For business owners like 15-year-old Asha Santee in Houston, being paid for your time is very important. While Allen and Manassero invest quite a bit of cash in the inventories for their businesses, Santee has no inventory and very few operating expenses. But she does invest a lot of time in her business, Drum Lessons by Asha. "Once you have your basic equipment, almost everything is profit in this business," she explains. "You just have to figure out what your time and knowledge are worth."

To do this, estimate the amount you need to earn on the business each month to cover the value of your work. Then divide this monthly amount by the number of sales you expect to make. The resulting number is the lowest amount of profit you need to make on each sale.

Step 5: Set the Price of Your Product
The last step in setting the right price for your merchandise is to add up your cost of goods, operating expenses and target profit on each unit of sale. This will tell you the lowest amount you can charge for your product and still make a decent profit. You will need to test this price to see how it compares to your competitors as well as how your customers react.

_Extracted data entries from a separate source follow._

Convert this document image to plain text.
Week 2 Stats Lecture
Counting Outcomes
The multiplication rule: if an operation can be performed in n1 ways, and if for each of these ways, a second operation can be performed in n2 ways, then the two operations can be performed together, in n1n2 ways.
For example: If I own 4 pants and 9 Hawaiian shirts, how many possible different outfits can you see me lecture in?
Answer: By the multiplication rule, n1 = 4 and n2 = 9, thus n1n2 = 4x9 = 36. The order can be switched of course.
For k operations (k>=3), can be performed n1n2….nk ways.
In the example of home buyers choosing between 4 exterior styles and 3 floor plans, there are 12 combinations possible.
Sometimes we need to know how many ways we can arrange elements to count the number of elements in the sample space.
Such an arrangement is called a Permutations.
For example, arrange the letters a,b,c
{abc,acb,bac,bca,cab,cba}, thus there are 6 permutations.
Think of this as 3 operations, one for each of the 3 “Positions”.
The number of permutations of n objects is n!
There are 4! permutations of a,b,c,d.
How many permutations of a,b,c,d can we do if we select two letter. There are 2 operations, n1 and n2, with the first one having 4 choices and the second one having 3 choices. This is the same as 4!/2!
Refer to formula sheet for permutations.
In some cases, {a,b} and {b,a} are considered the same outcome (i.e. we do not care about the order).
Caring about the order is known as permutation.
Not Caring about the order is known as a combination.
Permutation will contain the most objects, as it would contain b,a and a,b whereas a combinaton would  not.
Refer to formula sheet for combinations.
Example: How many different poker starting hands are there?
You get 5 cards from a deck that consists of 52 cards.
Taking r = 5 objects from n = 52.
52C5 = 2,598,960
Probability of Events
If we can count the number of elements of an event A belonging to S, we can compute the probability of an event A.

Some 'treps use a formula for setting prices that is known as "keystoning." Keystoning is the practice of simply doubling the cost of goods (or wholesale cost) to determine the retail price. "I buy my goods through a wholesaler," Allen says, "then resell them with a 100 percent markup." He finds that his 100 percent mark-up covers his expenses and leaves him with a reasonable profit to pay for his time and labor.

No matter what your primary goal is for starting your own business--whether to be your own boss or to offer a much-needed service to customers--if you want to stay in business, you've got to make a profit. Follow the five steps we've outlined above to set the right prices for your products, and you'll be headed down the road toward long-term success.